Она вернулась через несколько минут.

- Семнадцать метров при тридцати четырех градусах мороза! - крикнула она еще с порога. - Погода актированная!

Начальник местного метеобюро Диканский любил повторять, что по жесткости климата Ленинск держит первое место во всем Северном полушарии. Жесткость воздуха - это его труднопереносимость. Метеорологи считают, что ниже нуля скорость ветра в один метр в секунду по своему физиологическому действию равна двум градусам мороза. Если сложить градусы мороза и градусы ветра, получаются градусы жесткости. Слова Зины означали, что будет составлен акт, устанавливающий, что жесткость погоды достигает шестидесяти восьми градусов и наружные работы надо прекратить.

- Ложись, ребята! - крикнул один из рабочих. - Поспим до шабаша, раз начальство не возражает!

В обогревалке поднялся шум. Одни доказывали, что карьеры и разрезы защищены щитами и ветер не такой уж сильный, можно работать. Но большинство, особенно пожилые рабочие, располагались на отдых - пурга могла затянуться надолго. Бригадиры в шум не вмешивались, они ждали официального распоряжения.

- Неужели и ты боишься выходить? - спросила Зина.

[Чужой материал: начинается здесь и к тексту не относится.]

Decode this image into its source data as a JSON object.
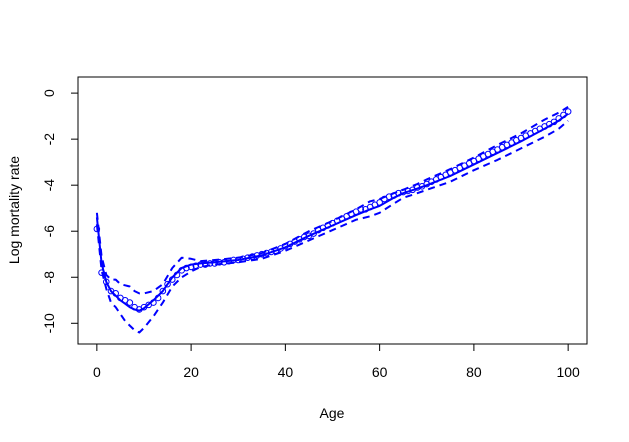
{
  "chart_data": {
    "type": "scatter",
    "title": "",
    "xlabel": "Age",
    "ylabel": "Log mortality rate",
    "xlim": [
      -4,
      104
    ],
    "ylim": [
      -10.9,
      0.7
    ],
    "xticks": [
      0,
      20,
      40,
      60,
      80,
      100
    ],
    "xtick_labels": [
      "0",
      "20",
      "40",
      "60",
      "80",
      "100"
    ],
    "yticks": [
      0,
      -2,
      -4,
      -6,
      -8,
      -10
    ],
    "ytick_labels": [
      "0",
      "-2",
      "-4",
      "-6",
      "-8",
      "-10"
    ],
    "grid": false,
    "legend": "none",
    "color": "#0000ff",
    "series": [
      {
        "kind": "points",
        "x": [
          0,
          1,
          2,
          3,
          4,
          5,
          6,
          7,
          8,
          9,
          10,
          11,
          12,
          13,
          14,
          15,
          16,
          17,
          18,
          19,
          20,
          21,
          22,
          23,
          24,
          25,
          26,
          27,
          28,
          29,
          30,
          31,
          32,
          33,
          34,
          35,
          36,
          37,
          38,
          39,
          40,
          41,
          42,
          43,
          44,
          45,
          46,
          47,
          48,
          49,
          50,
          51,
          52,
          53,
          54,
          55,
          56,
          57,
          58,
          59,
          60,
          61,
          62,
          63,
          64,
          65,
          66,
          67,
          68,
          69,
          70,
          71,
          72,
          73,
          74,
          75,
          76,
          77,
          78,
          79,
          80,
          81,
          82,
          83,
          84,
          85,
          86,
          87,
          88,
          89,
          90,
          91,
          92,
          93,
          94,
          95,
          96,
          97,
          98,
          99,
          100
        ],
        "y": [
          -5.9,
          -7.8,
          -8.2,
          -8.6,
          -8.7,
          -8.9,
          -9.0,
          -9.1,
          -9.3,
          -9.4,
          -9.3,
          -9.2,
          -9.1,
          -8.9,
          -8.6,
          -8.3,
          -8.1,
          -7.9,
          -7.7,
          -7.6,
          -7.55,
          -7.5,
          -7.45,
          -7.45,
          -7.4,
          -7.4,
          -7.35,
          -7.35,
          -7.3,
          -7.25,
          -7.25,
          -7.2,
          -7.15,
          -7.1,
          -7.05,
          -7.0,
          -6.95,
          -6.9,
          -6.85,
          -6.75,
          -6.65,
          -6.55,
          -6.45,
          -6.35,
          -6.25,
          -6.2,
          -6.1,
          -5.95,
          -5.85,
          -5.75,
          -5.65,
          -5.55,
          -5.45,
          -5.35,
          -5.25,
          -5.15,
          -5.05,
          -5.05,
          -4.95,
          -4.85,
          -4.75,
          -4.6,
          -4.5,
          -4.45,
          -4.35,
          -4.3,
          -4.25,
          -4.2,
          -4.1,
          -4.05,
          -3.95,
          -3.85,
          -3.75,
          -3.65,
          -3.55,
          -3.45,
          -3.35,
          -3.25,
          -3.15,
          -3.05,
          -2.95,
          -2.85,
          -2.75,
          -2.65,
          -2.55,
          -2.45,
          -2.35,
          -2.25,
          -2.15,
          -2.05,
          -1.95,
          -1.85,
          -1.75,
          -1.65,
          -1.55,
          -1.45,
          -1.35,
          -1.25,
          -1.1,
          -0.95,
          -0.8
        ]
      },
      {
        "kind": "solid-line",
        "x": [
          0,
          1,
          2,
          3,
          4,
          5,
          6,
          7,
          8,
          9,
          10,
          12,
          14,
          16,
          18,
          20,
          22,
          25,
          30,
          35,
          40,
          45,
          50,
          55,
          58,
          60,
          63,
          65,
          68,
          70,
          75,
          80,
          85,
          90,
          95,
          98,
          100
        ],
        "y": [
          -5.4,
          -7.4,
          -8.2,
          -8.6,
          -8.8,
          -9.0,
          -9.15,
          -9.3,
          -9.4,
          -9.45,
          -9.35,
          -9.0,
          -8.6,
          -8.0,
          -7.6,
          -7.45,
          -7.4,
          -7.35,
          -7.25,
          -7.05,
          -6.7,
          -6.2,
          -5.75,
          -5.3,
          -5.05,
          -4.9,
          -4.55,
          -4.35,
          -4.15,
          -4.0,
          -3.6,
          -3.1,
          -2.6,
          -2.1,
          -1.55,
          -1.2,
          -0.9
        ]
      },
      {
        "kind": "dashed-line",
        "x": [
          0,
          1,
          2,
          3,
          4,
          5,
          6,
          7,
          8,
          9,
          10,
          12,
          14,
          16,
          18,
          20,
          22,
          25,
          30,
          35,
          40,
          45,
          50,
          55,
          58,
          60,
          63,
          65,
          68,
          70,
          75,
          80,
          85,
          90,
          95,
          98,
          100
        ],
        "y": [
          -5.2,
          -7.1,
          -7.9,
          -8.1,
          -8.1,
          -8.3,
          -8.35,
          -8.4,
          -8.6,
          -8.7,
          -8.7,
          -8.6,
          -8.3,
          -7.6,
          -7.15,
          -7.2,
          -7.3,
          -7.25,
          -7.15,
          -6.95,
          -6.55,
          -6.0,
          -5.55,
          -5.05,
          -4.7,
          -4.6,
          -4.35,
          -4.2,
          -3.95,
          -3.75,
          -3.3,
          -2.8,
          -2.25,
          -1.75,
          -1.15,
          -0.85,
          -0.6
        ]
      },
      {
        "kind": "dashed-line",
        "x": [
          0,
          1,
          2,
          3,
          4,
          5,
          6,
          7,
          8,
          9,
          10,
          12,
          14,
          16,
          18,
          20,
          22,
          25,
          30,
          35,
          40,
          45,
          50,
          55,
          58,
          60,
          63,
          65,
          68,
          70,
          75,
          80,
          85,
          90,
          95,
          98,
          100
        ],
        "y": [
          -5.7,
          -7.7,
          -8.5,
          -9.1,
          -9.3,
          -9.6,
          -9.9,
          -10.1,
          -10.3,
          -10.4,
          -10.2,
          -9.7,
          -9.1,
          -8.4,
          -8.0,
          -7.75,
          -7.55,
          -7.45,
          -7.35,
          -7.2,
          -6.85,
          -6.4,
          -5.95,
          -5.5,
          -5.35,
          -5.2,
          -4.8,
          -4.55,
          -4.35,
          -4.2,
          -3.85,
          -3.35,
          -2.9,
          -2.4,
          -1.9,
          -1.55,
          -1.2
        ]
      }
    ]
  }
}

- Как скажет Иван Кузьмич, - ответил Костылин уклончиво, стараясь не смотреть ей в лицо. - Я пойду, если другие пойдут, но сама понимаешь, Зина, какая работа в такую погоду!

- Мог бы показать другим пример, а не тащиться у всех в хвосте, - отрезала она и отошла. Ее торопливые шаги звучали еще обиднее, чем ее слова.

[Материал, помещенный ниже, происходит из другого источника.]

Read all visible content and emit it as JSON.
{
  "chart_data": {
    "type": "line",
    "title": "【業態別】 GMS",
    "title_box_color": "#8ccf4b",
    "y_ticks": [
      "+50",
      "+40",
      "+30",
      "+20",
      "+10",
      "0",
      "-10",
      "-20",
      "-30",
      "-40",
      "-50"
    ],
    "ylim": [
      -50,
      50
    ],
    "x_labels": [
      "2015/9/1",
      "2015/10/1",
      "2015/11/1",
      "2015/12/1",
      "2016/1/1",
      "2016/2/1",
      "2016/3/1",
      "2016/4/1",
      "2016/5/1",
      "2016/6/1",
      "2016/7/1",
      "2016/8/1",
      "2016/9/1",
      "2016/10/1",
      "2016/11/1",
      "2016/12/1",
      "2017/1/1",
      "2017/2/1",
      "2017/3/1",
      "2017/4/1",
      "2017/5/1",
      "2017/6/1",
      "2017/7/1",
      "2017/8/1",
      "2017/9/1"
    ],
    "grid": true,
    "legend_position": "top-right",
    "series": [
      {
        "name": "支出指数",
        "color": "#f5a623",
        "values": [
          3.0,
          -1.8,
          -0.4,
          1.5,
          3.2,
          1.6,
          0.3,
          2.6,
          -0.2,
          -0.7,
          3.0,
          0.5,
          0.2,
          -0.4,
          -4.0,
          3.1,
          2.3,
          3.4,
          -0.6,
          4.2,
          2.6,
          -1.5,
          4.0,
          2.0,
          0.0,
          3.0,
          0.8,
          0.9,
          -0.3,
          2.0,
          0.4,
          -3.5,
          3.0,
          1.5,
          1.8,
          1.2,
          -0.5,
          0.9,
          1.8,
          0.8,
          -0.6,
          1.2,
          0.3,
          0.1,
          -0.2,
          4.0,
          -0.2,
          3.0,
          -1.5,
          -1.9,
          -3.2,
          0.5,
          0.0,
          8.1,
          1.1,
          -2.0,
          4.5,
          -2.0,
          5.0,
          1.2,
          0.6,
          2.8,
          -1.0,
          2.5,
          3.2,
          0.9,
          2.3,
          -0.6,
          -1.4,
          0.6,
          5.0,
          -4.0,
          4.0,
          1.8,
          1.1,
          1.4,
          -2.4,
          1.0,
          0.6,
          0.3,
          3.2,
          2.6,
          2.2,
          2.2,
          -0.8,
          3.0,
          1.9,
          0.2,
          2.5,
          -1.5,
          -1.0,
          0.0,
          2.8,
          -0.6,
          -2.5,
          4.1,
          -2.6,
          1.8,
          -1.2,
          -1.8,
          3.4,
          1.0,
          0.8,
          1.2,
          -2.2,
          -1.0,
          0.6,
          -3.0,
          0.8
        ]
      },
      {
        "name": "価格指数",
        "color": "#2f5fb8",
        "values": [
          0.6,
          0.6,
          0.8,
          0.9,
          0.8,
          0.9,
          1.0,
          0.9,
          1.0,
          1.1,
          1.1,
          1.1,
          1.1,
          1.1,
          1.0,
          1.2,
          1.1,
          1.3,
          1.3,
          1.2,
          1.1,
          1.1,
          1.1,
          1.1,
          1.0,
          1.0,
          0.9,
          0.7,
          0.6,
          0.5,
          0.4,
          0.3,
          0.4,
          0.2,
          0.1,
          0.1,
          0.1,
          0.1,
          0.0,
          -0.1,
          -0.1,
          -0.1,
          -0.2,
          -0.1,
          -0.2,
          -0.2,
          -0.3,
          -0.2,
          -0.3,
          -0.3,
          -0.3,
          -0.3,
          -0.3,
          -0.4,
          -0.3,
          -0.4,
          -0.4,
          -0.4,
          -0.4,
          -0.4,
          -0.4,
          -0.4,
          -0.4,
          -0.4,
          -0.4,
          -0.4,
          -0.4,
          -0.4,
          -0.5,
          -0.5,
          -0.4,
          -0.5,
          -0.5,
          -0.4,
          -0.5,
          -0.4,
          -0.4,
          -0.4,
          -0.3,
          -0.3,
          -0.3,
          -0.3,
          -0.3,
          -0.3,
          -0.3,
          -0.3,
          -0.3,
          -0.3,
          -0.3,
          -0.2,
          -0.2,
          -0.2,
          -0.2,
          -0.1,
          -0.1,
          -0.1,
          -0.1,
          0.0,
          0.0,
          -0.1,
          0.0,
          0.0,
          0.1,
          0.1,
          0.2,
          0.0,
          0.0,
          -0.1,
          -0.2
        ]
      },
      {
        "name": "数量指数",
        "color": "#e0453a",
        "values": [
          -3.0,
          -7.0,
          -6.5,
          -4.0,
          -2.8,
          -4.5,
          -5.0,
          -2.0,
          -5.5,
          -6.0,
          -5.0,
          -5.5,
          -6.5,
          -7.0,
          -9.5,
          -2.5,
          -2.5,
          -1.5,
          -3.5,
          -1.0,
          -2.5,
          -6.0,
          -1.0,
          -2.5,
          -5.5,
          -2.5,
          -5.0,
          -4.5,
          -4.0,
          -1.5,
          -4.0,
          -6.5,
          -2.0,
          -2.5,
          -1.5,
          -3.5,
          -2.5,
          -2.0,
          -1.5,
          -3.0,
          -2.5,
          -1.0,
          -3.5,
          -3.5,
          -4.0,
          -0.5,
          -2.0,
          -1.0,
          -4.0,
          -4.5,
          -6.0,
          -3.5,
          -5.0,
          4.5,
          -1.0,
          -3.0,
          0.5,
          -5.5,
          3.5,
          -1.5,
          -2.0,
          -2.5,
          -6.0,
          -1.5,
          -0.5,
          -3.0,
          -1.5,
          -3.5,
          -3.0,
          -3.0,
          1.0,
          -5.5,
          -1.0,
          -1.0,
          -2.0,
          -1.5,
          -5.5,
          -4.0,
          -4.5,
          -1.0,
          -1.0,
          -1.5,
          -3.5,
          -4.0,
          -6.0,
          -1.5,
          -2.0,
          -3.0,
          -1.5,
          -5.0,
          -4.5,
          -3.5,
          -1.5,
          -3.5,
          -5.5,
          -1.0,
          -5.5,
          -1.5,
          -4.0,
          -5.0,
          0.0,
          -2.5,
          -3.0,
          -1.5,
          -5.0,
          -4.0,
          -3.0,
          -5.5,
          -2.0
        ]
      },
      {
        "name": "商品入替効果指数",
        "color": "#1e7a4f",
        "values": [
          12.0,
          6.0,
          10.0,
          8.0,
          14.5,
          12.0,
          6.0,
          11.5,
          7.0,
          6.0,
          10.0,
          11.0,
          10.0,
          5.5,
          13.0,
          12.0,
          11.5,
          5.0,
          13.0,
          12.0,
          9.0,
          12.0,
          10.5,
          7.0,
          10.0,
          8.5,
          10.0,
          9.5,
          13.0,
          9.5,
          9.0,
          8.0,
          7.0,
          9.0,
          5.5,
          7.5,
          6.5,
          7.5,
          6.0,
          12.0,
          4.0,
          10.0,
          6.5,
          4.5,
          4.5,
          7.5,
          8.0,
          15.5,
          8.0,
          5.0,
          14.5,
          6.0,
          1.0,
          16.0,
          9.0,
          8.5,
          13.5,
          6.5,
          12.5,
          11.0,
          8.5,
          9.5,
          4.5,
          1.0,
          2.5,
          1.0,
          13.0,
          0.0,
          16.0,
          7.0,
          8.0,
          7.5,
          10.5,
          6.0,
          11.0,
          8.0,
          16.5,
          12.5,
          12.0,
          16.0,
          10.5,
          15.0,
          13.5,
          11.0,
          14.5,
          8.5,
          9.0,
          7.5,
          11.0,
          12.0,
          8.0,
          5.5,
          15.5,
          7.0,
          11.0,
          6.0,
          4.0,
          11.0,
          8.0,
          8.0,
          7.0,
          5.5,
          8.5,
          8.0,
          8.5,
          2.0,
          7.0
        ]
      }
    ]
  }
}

Он посмотрел на Накцева - тот дремал после сытного обеда, привалившись к столу.

- Твое мнение. Вася? Пойдем? - спросил Костылин, толкая приятеля.

- Можно пойти, если Иван Кузьмич пойдет, - ответил всегда на все готовый На киев.

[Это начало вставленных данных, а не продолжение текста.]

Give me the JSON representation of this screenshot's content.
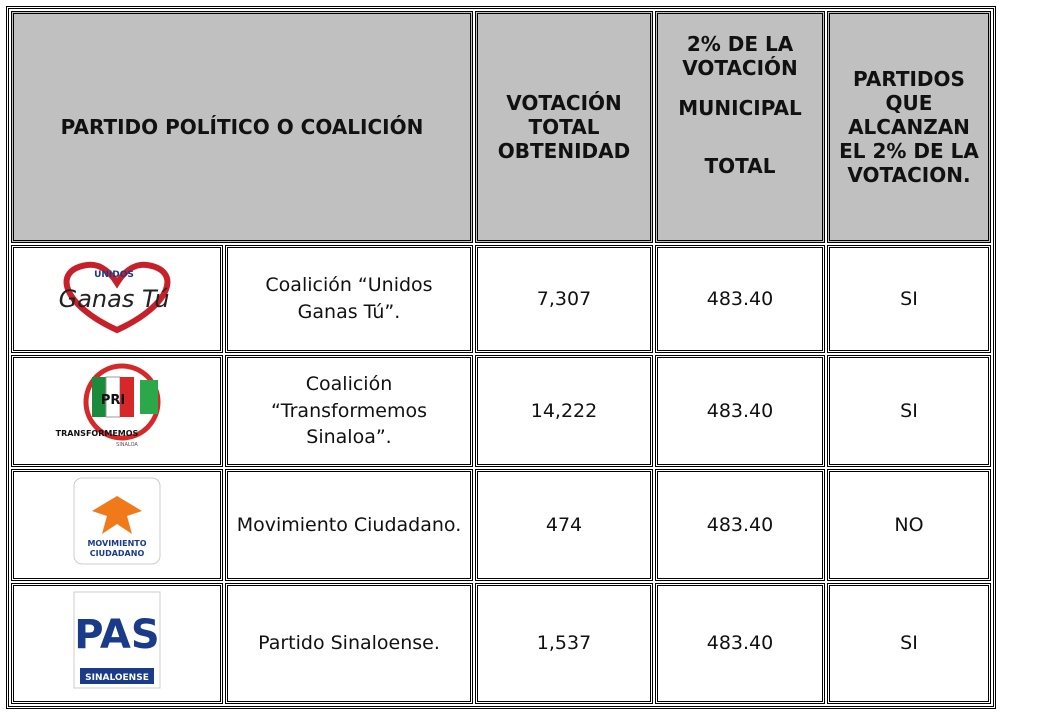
{
  "header": {
    "party": "PARTIDO POLÍTICO O COALICIÓN",
    "votes": "VOTACIÓN TOTAL OBTENIDAD",
    "two_percent": [
      "2% DE LA VOTACIÓN",
      "MUNICIPAL",
      "TOTAL"
    ],
    "reached": "PARTIDOS QUE ALCANZAN EL 2% DE LA VOTACION."
  },
  "table": {
    "rows": [
      {
        "logo": [
          "UNIDOS",
          "Ganas Tú"
        ],
        "name": "Coalición “Unidos Ganas Tú”.",
        "votes": "7,307",
        "two_percent": "483.40",
        "reached": "SI"
      },
      {
        "logo": [
          "PRI",
          "TRANSFORMEMOS",
          "SINALOA"
        ],
        "name": "Coalición “Transformemos Sinaloa”.",
        "votes": "14,222",
        "two_percent": "483.40",
        "reached": "SI"
      },
      {
        "logo": [
          "MOVIMIENTO",
          "CIUDADANO"
        ],
        "name": "Movimiento Ciudadano.",
        "votes": "474",
        "two_percent": "483.40",
        "reached": "NO"
      },
      {
        "logo": [
          "PAS",
          "SINALOENSE"
        ],
        "name": "Partido Sinaloense.",
        "votes": "1,537",
        "two_percent": "483.40",
        "reached": "SI"
      }
    ]
  }
}
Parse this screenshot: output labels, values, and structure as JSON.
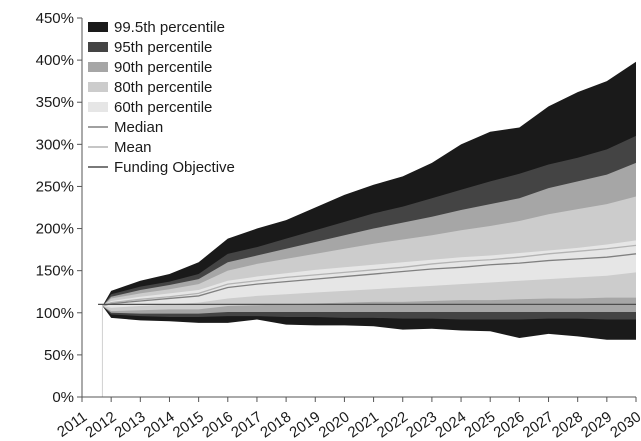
{
  "chart_data": {
    "type": "area",
    "title": "",
    "xlabel": "",
    "ylabel": "",
    "x": [
      2011,
      2012,
      2013,
      2014,
      2015,
      2016,
      2017,
      2018,
      2019,
      2020,
      2021,
      2022,
      2023,
      2024,
      2025,
      2026,
      2027,
      2028,
      2029,
      2030
    ],
    "x_tick_labels": [
      "2011",
      "2012",
      "2013",
      "2014",
      "2015",
      "2016",
      "2017",
      "2018",
      "2019",
      "2020",
      "2021",
      "2022",
      "2023",
      "2024",
      "2025",
      "2026",
      "2027",
      "2028",
      "2029",
      "2030"
    ],
    "ylim": [
      0,
      450
    ],
    "y_ticks": [
      0,
      50,
      100,
      150,
      200,
      250,
      300,
      350,
      400,
      450
    ],
    "y_tick_labels": [
      "0%",
      "50%",
      "100%",
      "150%",
      "200%",
      "250%",
      "300%",
      "350%",
      "400%",
      "450%"
    ],
    "x_start": 2011.7,
    "legend_position": "top-left",
    "grid": false,
    "bands": [
      {
        "name": "99.5th percentile",
        "color": "#1a1a1a",
        "upper": [
          108,
          126,
          138,
          146,
          160,
          188,
          200,
          210,
          225,
          240,
          252,
          262,
          278,
          300,
          315,
          320,
          345,
          362,
          375,
          398
        ],
        "lower": [
          108,
          94,
          91,
          90,
          88,
          88,
          92,
          86,
          85,
          85,
          84,
          80,
          81,
          79,
          78,
          70,
          75,
          72,
          68,
          68
        ]
      },
      {
        "name": "95th percentile",
        "color": "#444444",
        "upper": [
          108,
          122,
          131,
          137,
          146,
          170,
          178,
          188,
          198,
          208,
          218,
          226,
          236,
          246,
          256,
          265,
          276,
          284,
          294,
          310
        ],
        "lower": [
          108,
          98,
          96,
          95,
          95,
          96,
          96,
          95,
          95,
          94,
          94,
          93,
          93,
          92,
          92,
          92,
          93,
          93,
          92,
          92
        ]
      },
      {
        "name": "90th percentile",
        "color": "#a6a6a6",
        "upper": [
          108,
          119,
          127,
          133,
          140,
          160,
          168,
          176,
          184,
          192,
          200,
          207,
          214,
          222,
          229,
          236,
          248,
          256,
          264,
          278
        ],
        "lower": [
          108,
          100,
          99,
          99,
          99,
          101,
          101,
          101,
          101,
          101,
          101,
          101,
          101,
          101,
          101,
          101,
          101,
          101,
          101,
          101
        ]
      },
      {
        "name": "80th percentile",
        "color": "#cccccc",
        "upper": [
          108,
          117,
          123,
          128,
          134,
          150,
          158,
          164,
          170,
          176,
          182,
          187,
          192,
          198,
          203,
          209,
          217,
          223,
          229,
          238
        ],
        "lower": [
          108,
          102,
          103,
          104,
          104,
          108,
          109,
          110,
          111,
          112,
          113,
          113,
          114,
          115,
          115,
          116,
          117,
          117,
          118,
          118
        ]
      },
      {
        "name": "60th percentile",
        "color": "#e6e6e6",
        "upper": [
          108,
          114,
          119,
          123,
          127,
          138,
          143,
          147,
          151,
          154,
          157,
          160,
          163,
          166,
          168,
          171,
          174,
          177,
          181,
          186
        ],
        "lower": [
          108,
          106,
          108,
          110,
          112,
          117,
          120,
          122,
          124,
          126,
          128,
          130,
          132,
          134,
          136,
          138,
          140,
          142,
          144,
          148
        ]
      }
    ],
    "lines": [
      {
        "name": "Median",
        "color": "#808080",
        "values": [
          108,
          111,
          114,
          117,
          120,
          130,
          134,
          137,
          140,
          143,
          146,
          149,
          152,
          154,
          157,
          159,
          162,
          164,
          166,
          170
        ]
      },
      {
        "name": "Mean",
        "color": "#b3b3b3",
        "values": [
          108,
          112,
          116,
          119,
          123,
          134,
          138,
          142,
          145,
          148,
          151,
          154,
          158,
          161,
          163,
          166,
          170,
          173,
          176,
          180
        ]
      },
      {
        "name": "Funding Objective",
        "color": "#4d4d4d",
        "values": [
          110,
          110,
          110,
          110,
          110,
          110,
          110,
          110,
          110,
          110,
          110,
          110,
          110,
          110,
          110,
          110,
          110,
          110,
          110,
          110
        ]
      }
    ]
  }
}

Иван Кузьмич сидел в своем углу, сосредоточенный и молчаливый, и не вслушивался в разговоры. В час дня донесся заглушённый воем пурги удар о рельс - обеденный перерыв кончился. Никто не тронулся с места. В обогревалку вошел взволнованный Симонян и направился прямо в угол, где сидел Иван Кузьмич. За ним устремились бригадиры. Иван Кузьмич встал - он уважал энергичного, делового Симоняна.

- Товарищи! - сказал Симонян своим тонким, далеко слышным голосом. - Я только что говорил с нашим метеобюро. Пурга местного происхождения, это горный ветер, а не циклон, он кончится часа через два-три. Управление комбината формально разрешило нам прекратить работы. Я пришел к вам посоветоваться: может, выйдем?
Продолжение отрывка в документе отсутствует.